Cox: People’s dignity and independence was undermined
Neil Cox, CQC’s deputy director for Isle of Wight, said,
“Following our inspection of The Moorings Retirement Home, we found leadership failures had allowed poor practices to go unchallenged, placing people at risk and undermining their dignity and independence. Staff weren’t given the right direction, systems, or support to make sure care was safe or person-centred.
“Leaders failed to identify and report safeguarding incidents to the local authority and the CQC, even where the threshold for a referral had clearly been met. This meant risks to people’s safety weren’t properly addressed and other organisations couldn’t intervene when needed.
“People weren’t always given meaningful choice over their daily lives. We were concerned to hear reports of residents being woken as early as 5am, and during two early morning visits, we found several people already up in lounges before 6am. Although managers assured us this practice would stop after our first visit, we found it was still happening almost two weeks later.
“We also weren’t assured that people’s basic hygiene needs were always met. While some residents appeared well cared for, others had long, dirty nails, were unshaven, or wore soiled clothing. This isn’t acceptable in a place people call home.
“When people became unwell or went to hospital, relatives weren’t always informed in a timely way. We heard examples of family members only finding out days later that their loved one had been admitted to hospital. This meant people missed the chance to have the comfort and support of relatives during what could have been frightening experiences.
“The service didn’t always give people prescribed pain relief when they needed it. For example, a person with a pressure injury could have received 104 pain relief doses over a set period but was given only nine. Inspectors had to request pain relief be administered to this resident during the inspection.
“We’ve told leaders at The Moorings Retirement Home where they must make immediate and significant improvements, and we’re monitoring them closely to keep people safe while this happens.”
Inspectors found:
- Leaders did not consistently prevent avoidable harm or neglect. Staff did not always respond appropriately to distress and agitation, with at least five recorded incidents of physical intervention or restraint. In one case, staff removed a walking stick from a person at high risk of falls, increasing that risk.

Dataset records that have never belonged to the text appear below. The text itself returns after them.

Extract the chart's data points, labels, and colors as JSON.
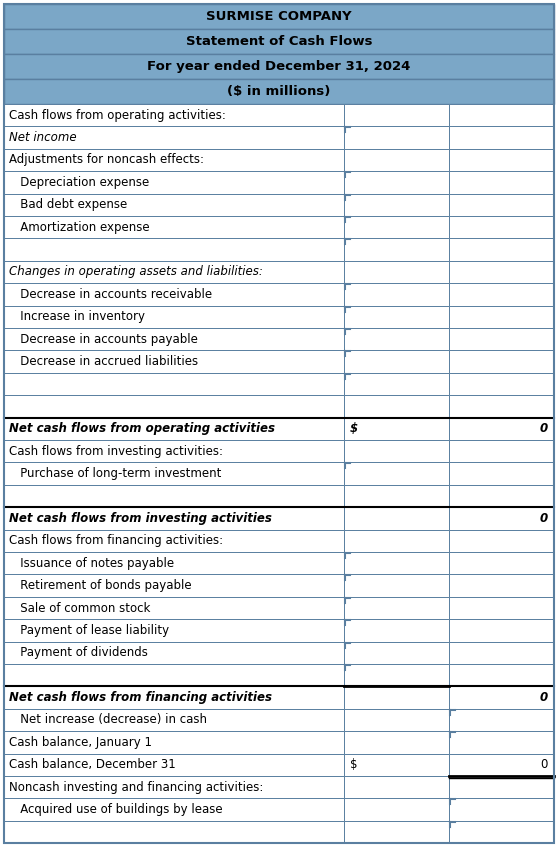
{
  "title_lines": [
    "SURMISE COMPANY",
    "Statement of Cash Flows",
    "For year ended December 31, 2024",
    "($ in millions)"
  ],
  "header_bg": "#7ba7c7",
  "border_color": "#5a7fa0",
  "text_color": "#000000",
  "rows": [
    {
      "label": "Cash flows from operating activities:",
      "indent": 0,
      "col1": "",
      "col2": "",
      "style": "normal",
      "top_border": false,
      "col1_input": false,
      "col2_input": false
    },
    {
      "label": "Net income",
      "indent": 0,
      "col1": "",
      "col2": "",
      "style": "italic",
      "top_border": false,
      "col1_input": true,
      "col2_input": false
    },
    {
      "label": "Adjustments for noncash effects:",
      "indent": 0,
      "col1": "",
      "col2": "",
      "style": "normal",
      "top_border": false,
      "col1_input": false,
      "col2_input": false
    },
    {
      "label": "   Depreciation expense",
      "indent": 0,
      "col1": "",
      "col2": "",
      "style": "normal",
      "top_border": false,
      "col1_input": true,
      "col2_input": false
    },
    {
      "label": "   Bad debt expense",
      "indent": 0,
      "col1": "",
      "col2": "",
      "style": "normal",
      "top_border": false,
      "col1_input": true,
      "col2_input": false
    },
    {
      "label": "   Amortization expense",
      "indent": 0,
      "col1": "",
      "col2": "",
      "style": "normal",
      "top_border": false,
      "col1_input": true,
      "col2_input": false
    },
    {
      "label": "",
      "indent": 0,
      "col1": "",
      "col2": "",
      "style": "normal",
      "top_border": false,
      "col1_input": true,
      "col2_input": false
    },
    {
      "label": "Changes in operating assets and liabilities:",
      "indent": 0,
      "col1": "",
      "col2": "",
      "style": "italic",
      "top_border": false,
      "col1_input": false,
      "col2_input": false
    },
    {
      "label": "   Decrease in accounts receivable",
      "indent": 0,
      "col1": "",
      "col2": "",
      "style": "normal",
      "top_border": false,
      "col1_input": true,
      "col2_input": false
    },
    {
      "label": "   Increase in inventory",
      "indent": 0,
      "col1": "",
      "col2": "",
      "style": "normal",
      "top_border": false,
      "col1_input": true,
      "col2_input": false
    },
    {
      "label": "   Decrease in accounts payable",
      "indent": 0,
      "col1": "",
      "col2": "",
      "style": "normal",
      "top_border": false,
      "col1_input": true,
      "col2_input": false
    },
    {
      "label": "   Decrease in accrued liabilities",
      "indent": 0,
      "col1": "",
      "col2": "",
      "style": "normal",
      "top_border": false,
      "col1_input": true,
      "col2_input": false
    },
    {
      "label": "",
      "indent": 0,
      "col1": "",
      "col2": "",
      "style": "normal",
      "top_border": false,
      "col1_input": true,
      "col2_input": false
    },
    {
      "label": "",
      "indent": 0,
      "col1": "",
      "col2": "",
      "style": "normal",
      "top_border": false,
      "col1_input": false,
      "col2_input": false
    },
    {
      "label": "Net cash flows from operating activities",
      "indent": 0,
      "col1": "$",
      "col2": "0",
      "style": "italic_bold",
      "top_border": true,
      "col1_input": false,
      "col2_input": false
    },
    {
      "label": "Cash flows from investing activities:",
      "indent": 0,
      "col1": "",
      "col2": "",
      "style": "normal",
      "top_border": false,
      "col1_input": false,
      "col2_input": false
    },
    {
      "label": "   Purchase of long-term investment",
      "indent": 0,
      "col1": "",
      "col2": "",
      "style": "normal",
      "top_border": false,
      "col1_input": true,
      "col2_input": false
    },
    {
      "label": "",
      "indent": 0,
      "col1": "",
      "col2": "",
      "style": "normal",
      "top_border": false,
      "col1_input": false,
      "col2_input": false
    },
    {
      "label": "Net cash flows from investing activities",
      "indent": 0,
      "col1": "",
      "col2": "0",
      "style": "italic_bold",
      "top_border": true,
      "col1_input": false,
      "col2_input": false
    },
    {
      "label": "Cash flows from financing activities:",
      "indent": 0,
      "col1": "",
      "col2": "",
      "style": "normal",
      "top_border": false,
      "col1_input": false,
      "col2_input": false
    },
    {
      "label": "   Issuance of notes payable",
      "indent": 0,
      "col1": "",
      "col2": "",
      "style": "normal",
      "top_border": false,
      "col1_input": true,
      "col2_input": false
    },
    {
      "label": "   Retirement of bonds payable",
      "indent": 0,
      "col1": "",
      "col2": "",
      "style": "normal",
      "top_border": false,
      "col1_input": true,
      "col2_input": false
    },
    {
      "label": "   Sale of common stock",
      "indent": 0,
      "col1": "",
      "col2": "",
      "style": "normal",
      "top_border": false,
      "col1_input": true,
      "col2_input": false
    },
    {
      "label": "   Payment of lease liability",
      "indent": 0,
      "col1": "",
      "col2": "",
      "style": "normal",
      "top_border": false,
      "col1_input": true,
      "col2_input": false
    },
    {
      "label": "   Payment of dividends",
      "indent": 0,
      "col1": "",
      "col2": "",
      "style": "normal",
      "top_border": false,
      "col1_input": true,
      "col2_input": false
    },
    {
      "label": "",
      "indent": 0,
      "col1": "",
      "col2": "",
      "style": "normal",
      "top_border": false,
      "col1_input": true,
      "col2_input": false
    },
    {
      "label": "Net cash flows from financing activities",
      "indent": 0,
      "col1": "",
      "col2": "0",
      "style": "italic_bold",
      "top_border": true,
      "col1_input": false,
      "col2_input": false
    },
    {
      "label": "   Net increase (decrease) in cash",
      "indent": 0,
      "col1": "",
      "col2": "",
      "style": "normal",
      "top_border": false,
      "col1_input": false,
      "col2_input": true
    },
    {
      "label": "Cash balance, January 1",
      "indent": 0,
      "col1": "",
      "col2": "",
      "style": "normal",
      "top_border": false,
      "col1_input": false,
      "col2_input": true
    },
    {
      "label": "Cash balance, December 31",
      "indent": 0,
      "col1": "$",
      "col2": "0",
      "style": "normal",
      "top_border": false,
      "col1_input": false,
      "col2_input": false
    },
    {
      "label": "Noncash investing and financing activities:",
      "indent": 0,
      "col1": "",
      "col2": "",
      "style": "normal",
      "top_border": false,
      "col1_input": false,
      "col2_input": false
    },
    {
      "label": "   Acquired use of buildings by lease",
      "indent": 0,
      "col1": "",
      "col2": "",
      "style": "normal",
      "top_border": false,
      "col1_input": false,
      "col2_input": true
    },
    {
      "label": "",
      "indent": 0,
      "col1": "",
      "col2": "",
      "style": "normal",
      "top_border": false,
      "col1_input": false,
      "col2_input": true
    }
  ],
  "figsize": [
    5.58,
    8.58
  ],
  "dpi": 100
}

- Inspectors found staff failed to provide essential care for a person with a condition that causes the muscles in their hand to tighten and become painful unless they receive the right treatment. Staff did not give regular hand care, administer pain relief, or make timely referrals. Records showed they hadn’t used the required hand support since August 2024 until our inspectors intervened in May 2025, and also hadn’t made referrals to the correct organisations to help.
- Leaders failed to work with people and healthcare partners. There was no focus on improving people’s lives or protecting their right to live free from bullying, harassment, abuse, discrimination, avoidable harm, and neglect. They did not share concerns promptly or appropriately.
- Care records detailed people’s communication needs and required equipment, such as hearing aids. However, inspectors observed people without necessary glasses or hearing aids, despite their care plans stating they were essential. One person’s hearing aid was surrounded by visibly unclean ears, which could block sound and reduce its effectiveness
- Staff were too busy to respond quickly to call bells, leaving some residents in pain and discomfort. The service had a poor culture. Staff lacked consistent support to build knowledge, share a vision, or improve people’s experiences.
- Staff did not recognise that language in some care plans was disrespectful and outdated.
- People with higher care needs had less access to meaningful activities, community engagement, and stimulation, increasing the risk of social isolation. Leaders hadn’t considered or removed barriers that stopped people from accessing the support they needed
The report will be published on CQC’s website in the coming days.